The funds for the contract are from a $600,000 Illinois Teacher Vacancy Grant Pilot Program.

Superintendent Dr. Sharon Desmoulin-Kherat said in a nutshell the grant is about encouraging and preparing individuals to get into the education pathway no matter where they are. She said the grant would pick up the certification costs for substitutes wanting to become certified.

Kherat also said Hanover would look at what the district is doing around recruiting and have one-on-one interviews and focus groups to help the district with recruitment and retention.

“What I envisioned was a nice reference document that the board would have, the administration would have and they would supply support as well on it. And then we would talk about implementing those strategies,” said Superintendent Dr. Sharon Desmoulin-Kherat.

Multiple board members questioned the need to have an outside entity come in to do the research.

Paris McConnell said: “Do we not have staff already in the building that we can allocate those funds as a part of grow your own? I know we talked about giving parent advocates the opportunity to become TAs. Why can’t we take those funds and use them locally and invest in our community opposed to having some outside entity come in and tell us how to do it or why. The who, the what and the why I think we can gather that from our current staff. I still don’t see the value in paying somebody else to ask questions that we can ask. And why not empower ourselves to be able to examine and research so we can stop this revolving door.”

“Personally, I feel that retention comes from within. You don’t need somebody to come in to tell you why people are leaving when they’re telling you why they’re leaving,” said Lynne Costic. “You know the wheel is broken. We need to fix the internal wheels before we go outside and try to get somebody to come in and fix it.”

“We need to setup a system within ourselves to figure out how to get this done,” said Martha Ross “I’m just not in favor of bringing in an outside group. Have we talked to the teachers about this? When we talk about retaining teachers, have we talked to them?”
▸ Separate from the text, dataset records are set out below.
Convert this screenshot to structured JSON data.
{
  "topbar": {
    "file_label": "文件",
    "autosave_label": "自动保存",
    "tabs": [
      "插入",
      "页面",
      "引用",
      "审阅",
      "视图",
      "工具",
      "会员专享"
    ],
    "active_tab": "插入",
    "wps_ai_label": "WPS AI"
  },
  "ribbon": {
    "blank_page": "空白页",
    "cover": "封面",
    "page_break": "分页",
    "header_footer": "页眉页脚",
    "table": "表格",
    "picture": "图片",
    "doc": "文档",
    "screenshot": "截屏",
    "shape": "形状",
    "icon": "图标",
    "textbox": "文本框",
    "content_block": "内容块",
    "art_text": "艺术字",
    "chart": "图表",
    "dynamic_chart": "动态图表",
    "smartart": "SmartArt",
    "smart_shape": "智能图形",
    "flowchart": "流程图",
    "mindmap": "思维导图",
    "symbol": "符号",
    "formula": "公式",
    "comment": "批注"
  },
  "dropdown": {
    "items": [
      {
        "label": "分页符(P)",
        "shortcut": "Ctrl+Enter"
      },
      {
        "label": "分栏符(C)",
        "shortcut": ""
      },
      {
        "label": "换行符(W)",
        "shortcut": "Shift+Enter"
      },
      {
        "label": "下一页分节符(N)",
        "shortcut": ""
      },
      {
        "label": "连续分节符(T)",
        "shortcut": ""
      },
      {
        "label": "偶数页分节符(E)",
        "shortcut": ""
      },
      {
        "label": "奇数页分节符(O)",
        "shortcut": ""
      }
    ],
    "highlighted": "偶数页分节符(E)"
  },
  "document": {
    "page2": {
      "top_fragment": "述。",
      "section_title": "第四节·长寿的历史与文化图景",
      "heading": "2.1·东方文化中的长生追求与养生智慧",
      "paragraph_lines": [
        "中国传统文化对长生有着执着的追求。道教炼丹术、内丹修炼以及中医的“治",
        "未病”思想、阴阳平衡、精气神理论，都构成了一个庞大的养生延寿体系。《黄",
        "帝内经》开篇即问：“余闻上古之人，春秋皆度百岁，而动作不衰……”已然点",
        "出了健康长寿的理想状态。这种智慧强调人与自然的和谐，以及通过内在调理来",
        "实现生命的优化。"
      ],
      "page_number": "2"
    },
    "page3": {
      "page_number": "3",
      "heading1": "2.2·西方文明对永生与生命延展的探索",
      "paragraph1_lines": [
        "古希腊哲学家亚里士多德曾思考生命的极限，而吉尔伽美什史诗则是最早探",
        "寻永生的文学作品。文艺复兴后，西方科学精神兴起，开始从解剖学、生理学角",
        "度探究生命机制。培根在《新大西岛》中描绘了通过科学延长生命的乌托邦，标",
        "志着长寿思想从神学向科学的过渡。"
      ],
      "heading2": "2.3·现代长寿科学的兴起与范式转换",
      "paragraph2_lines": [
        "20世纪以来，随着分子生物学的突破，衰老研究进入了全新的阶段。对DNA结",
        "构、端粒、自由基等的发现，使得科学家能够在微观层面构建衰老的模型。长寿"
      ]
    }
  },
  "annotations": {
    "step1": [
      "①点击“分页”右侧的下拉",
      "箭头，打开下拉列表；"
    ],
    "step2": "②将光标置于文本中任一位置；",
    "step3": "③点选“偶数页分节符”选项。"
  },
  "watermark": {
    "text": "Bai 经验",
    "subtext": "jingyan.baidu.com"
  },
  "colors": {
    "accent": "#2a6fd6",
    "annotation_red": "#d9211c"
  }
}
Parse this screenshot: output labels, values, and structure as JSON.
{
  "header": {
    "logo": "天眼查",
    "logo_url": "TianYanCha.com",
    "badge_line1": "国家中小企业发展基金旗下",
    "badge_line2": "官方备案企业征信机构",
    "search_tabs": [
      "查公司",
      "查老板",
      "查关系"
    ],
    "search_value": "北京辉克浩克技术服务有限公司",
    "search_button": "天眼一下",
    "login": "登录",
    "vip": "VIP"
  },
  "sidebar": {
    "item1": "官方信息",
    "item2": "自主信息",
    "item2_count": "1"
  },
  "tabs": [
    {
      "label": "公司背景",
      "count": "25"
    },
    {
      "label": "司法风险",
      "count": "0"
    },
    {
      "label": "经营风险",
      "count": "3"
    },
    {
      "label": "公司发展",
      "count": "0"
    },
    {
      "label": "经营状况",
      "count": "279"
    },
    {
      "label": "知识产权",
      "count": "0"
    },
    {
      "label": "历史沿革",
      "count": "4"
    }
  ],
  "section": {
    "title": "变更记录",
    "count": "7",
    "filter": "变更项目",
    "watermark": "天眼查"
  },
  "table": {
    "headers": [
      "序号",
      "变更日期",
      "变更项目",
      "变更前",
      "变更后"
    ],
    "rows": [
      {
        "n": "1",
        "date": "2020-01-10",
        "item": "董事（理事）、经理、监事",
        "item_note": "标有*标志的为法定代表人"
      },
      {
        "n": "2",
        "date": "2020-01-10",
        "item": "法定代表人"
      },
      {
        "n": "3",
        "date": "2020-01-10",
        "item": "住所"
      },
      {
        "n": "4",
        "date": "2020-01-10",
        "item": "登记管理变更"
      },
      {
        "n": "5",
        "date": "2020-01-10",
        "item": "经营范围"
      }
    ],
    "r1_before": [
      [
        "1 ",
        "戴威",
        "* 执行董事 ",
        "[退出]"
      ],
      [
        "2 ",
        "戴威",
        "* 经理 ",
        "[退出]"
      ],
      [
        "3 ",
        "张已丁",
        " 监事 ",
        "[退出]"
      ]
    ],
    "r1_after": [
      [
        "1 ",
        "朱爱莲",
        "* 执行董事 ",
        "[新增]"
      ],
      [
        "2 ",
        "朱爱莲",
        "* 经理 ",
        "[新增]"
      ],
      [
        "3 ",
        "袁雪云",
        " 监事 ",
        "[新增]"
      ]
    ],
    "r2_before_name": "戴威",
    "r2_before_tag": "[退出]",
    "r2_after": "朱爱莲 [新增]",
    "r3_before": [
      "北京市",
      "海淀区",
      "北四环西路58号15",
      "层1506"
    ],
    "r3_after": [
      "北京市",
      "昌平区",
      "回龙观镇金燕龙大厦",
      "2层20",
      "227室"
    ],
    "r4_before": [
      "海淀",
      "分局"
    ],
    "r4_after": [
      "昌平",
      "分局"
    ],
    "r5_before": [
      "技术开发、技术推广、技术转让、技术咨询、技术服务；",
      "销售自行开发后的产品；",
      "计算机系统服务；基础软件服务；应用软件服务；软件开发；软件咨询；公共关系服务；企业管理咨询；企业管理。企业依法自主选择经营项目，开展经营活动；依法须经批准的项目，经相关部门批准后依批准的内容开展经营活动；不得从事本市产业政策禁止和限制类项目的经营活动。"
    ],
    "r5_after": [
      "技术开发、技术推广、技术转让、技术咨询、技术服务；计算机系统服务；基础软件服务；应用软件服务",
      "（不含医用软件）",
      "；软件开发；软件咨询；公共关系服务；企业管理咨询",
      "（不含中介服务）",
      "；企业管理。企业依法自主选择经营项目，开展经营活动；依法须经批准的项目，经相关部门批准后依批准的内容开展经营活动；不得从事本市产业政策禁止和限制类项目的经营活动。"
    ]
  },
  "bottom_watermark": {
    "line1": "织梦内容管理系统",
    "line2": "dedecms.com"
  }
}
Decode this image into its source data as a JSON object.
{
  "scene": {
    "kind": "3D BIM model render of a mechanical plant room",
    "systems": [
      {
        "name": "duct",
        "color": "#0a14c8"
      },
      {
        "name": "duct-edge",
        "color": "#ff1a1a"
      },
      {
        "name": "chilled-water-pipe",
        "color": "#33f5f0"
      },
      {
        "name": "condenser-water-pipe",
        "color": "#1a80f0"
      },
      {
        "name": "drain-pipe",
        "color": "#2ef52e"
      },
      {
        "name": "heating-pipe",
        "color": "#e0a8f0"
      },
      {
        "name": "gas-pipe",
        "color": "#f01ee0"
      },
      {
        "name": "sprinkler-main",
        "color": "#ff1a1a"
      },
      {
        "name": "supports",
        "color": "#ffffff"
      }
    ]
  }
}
Gregory Wilson said. “I think we can find better ways to use these funds. To have teachers in our district that can tell you what’s wrong and that can tell you how to retain them, I do think that’s something we can do from the inside. I think that part is not being utilized to its full potential. I think there’s things there that can deal with morale from teachers, to the administration, to the board level. I’m not quite sure but I do know that we have a teachers union and a lot of teachers out there that will be more than happy to tell you how to keep them. Are we listening? I’m not to sure we are.”

Board Vice-President Dr. Ann Reinking made the motion to table also saying she would like to see who else the district has looked at before making the decision to choose Hanover Research. The motion passed with one nay from Wilson who was ready to vote on the matter Monday.

During public comment, several people spoke about the class sizes at Kellar Primary School and how some of those students have been sent to Northmoor Primary School.

“These are families. They are not pieces in a game. This is disheartening but it is also nonsensical,” said Nicole Pierson. “It is collateral damage of poor planning and understaffing buildings such as Kellar.”

She continued to say, “It appears that the district prioritizes getting more bang for their buck out of every teacher we already have on staff rather than hiring additional teachers that would allow for manageable class sizes and keep children in their homeschools where they belong. It is not fair to our teachers and it is not fair to our kids.”

Chief Financial Officer Mick Willis also did a presentation on the budget. The budget has to be displayed publicly for 30 days. It’s available on the website or can be picked up at the school district’s office on Aug. 15.

A public hearing for the budget is scheduled for Sept. 25 and then the board will vote on the amended budget at the regular scheduled meeting that same night.